Kavalan King Car Whisky

Score: 95/100 
ABV: 46%
Origin: Taiwan 
Price: $140

King Car whisky is produced by the Kavalan distillery in Taiwan and it takes its name from the owners of Kavalan, the Taiwanese King Car Company. The King Car whisky is intended to be complex, rounded and multi-faceted to pay homage to the diverse work of the King Car Group.

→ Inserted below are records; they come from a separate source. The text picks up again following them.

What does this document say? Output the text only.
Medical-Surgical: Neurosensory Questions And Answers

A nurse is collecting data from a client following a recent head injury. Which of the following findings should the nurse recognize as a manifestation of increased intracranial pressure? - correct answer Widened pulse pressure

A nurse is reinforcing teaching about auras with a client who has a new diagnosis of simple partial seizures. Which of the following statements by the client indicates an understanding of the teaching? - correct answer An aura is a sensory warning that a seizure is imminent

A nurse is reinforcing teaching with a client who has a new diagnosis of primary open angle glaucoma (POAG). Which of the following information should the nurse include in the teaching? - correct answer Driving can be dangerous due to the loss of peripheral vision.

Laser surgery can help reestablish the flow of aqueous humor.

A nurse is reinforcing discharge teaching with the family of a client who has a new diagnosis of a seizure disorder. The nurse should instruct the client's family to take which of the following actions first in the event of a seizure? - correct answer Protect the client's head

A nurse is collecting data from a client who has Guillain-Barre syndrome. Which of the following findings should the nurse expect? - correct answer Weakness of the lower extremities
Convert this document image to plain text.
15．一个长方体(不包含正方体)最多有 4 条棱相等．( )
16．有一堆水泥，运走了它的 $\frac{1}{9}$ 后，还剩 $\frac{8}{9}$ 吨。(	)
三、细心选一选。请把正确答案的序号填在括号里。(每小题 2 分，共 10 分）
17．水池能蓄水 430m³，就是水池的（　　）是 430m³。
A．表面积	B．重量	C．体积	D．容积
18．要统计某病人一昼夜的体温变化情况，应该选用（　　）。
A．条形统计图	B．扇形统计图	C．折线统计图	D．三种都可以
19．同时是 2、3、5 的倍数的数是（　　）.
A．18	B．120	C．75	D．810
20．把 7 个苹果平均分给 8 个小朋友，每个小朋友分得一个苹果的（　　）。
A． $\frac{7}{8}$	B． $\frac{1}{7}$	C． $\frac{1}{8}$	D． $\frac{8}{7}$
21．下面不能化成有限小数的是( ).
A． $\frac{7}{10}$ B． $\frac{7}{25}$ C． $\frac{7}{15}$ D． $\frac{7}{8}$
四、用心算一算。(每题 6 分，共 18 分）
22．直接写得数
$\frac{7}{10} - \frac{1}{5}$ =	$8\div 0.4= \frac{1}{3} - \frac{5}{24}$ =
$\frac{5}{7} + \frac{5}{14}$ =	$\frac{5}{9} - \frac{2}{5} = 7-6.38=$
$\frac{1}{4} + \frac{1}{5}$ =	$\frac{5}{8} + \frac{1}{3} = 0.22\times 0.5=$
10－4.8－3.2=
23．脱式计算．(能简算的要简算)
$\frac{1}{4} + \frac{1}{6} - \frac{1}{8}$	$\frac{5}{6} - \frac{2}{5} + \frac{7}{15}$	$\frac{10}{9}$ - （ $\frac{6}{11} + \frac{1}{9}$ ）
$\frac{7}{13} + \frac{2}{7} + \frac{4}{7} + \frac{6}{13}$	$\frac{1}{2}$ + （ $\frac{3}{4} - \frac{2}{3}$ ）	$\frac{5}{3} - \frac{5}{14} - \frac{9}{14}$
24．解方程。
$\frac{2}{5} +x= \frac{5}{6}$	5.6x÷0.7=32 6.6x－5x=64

The whisky itself is evidence that Taiwan can produce world class whisky that is complex, elegant, interesting and mature. That maturity is a big part of what makes Kavalan so intriguing. In warmer subtropical climates such as Taiwan the pores in oak expand from the heat and soak up more whisky than in colder climates. This means that whisky can mature more quickly in Taiwan. It also means that a whisky can get too “woody” before being mature because it soaks up the flavours of the wood without breaking them down properly or undergoing sufficient oxidization. Whatever oak casks have been used by Kavalan to mature King Car whisky, they are a masterstroke and testament to the fact that in the right conditions whisky can mature quickly without getting “woody” first. Despite having been matured in such a warm climate as Taiwan the King Car whisky has an almost perfect balance that offers a multidimensional display of fruit, vanillas and wood spice with only a semblance of “woodiness” emerging in the finish. This is a mature world whisky. Not woody, mature. In my opinion King Car is one of the most fascinating world whiskies on the market. So fascinating in fact, it has taken me a while to fully appreciate it.
Nose: Banana, vanilla, sweet custard buns, cherry ripe, toasted coconut, chocolate, papaya, ground pepper, nutmeg and mild saffron.
Taste:  On the entry the whisky is smooth, rounded, complex and energetic with sparks of spice bursting within its layered creamy texture. Vanilla and reduced banana with bitter dark chocolate soften sparks of peppery wood spices and cracked cinnamon as hints of wood begin to emerge.
Finish: Hints of salt with a distinctly umami twist drift over the drying wood notes, bitter dark chocolate and a resurgence of the papaya and toasted coconut on the nose.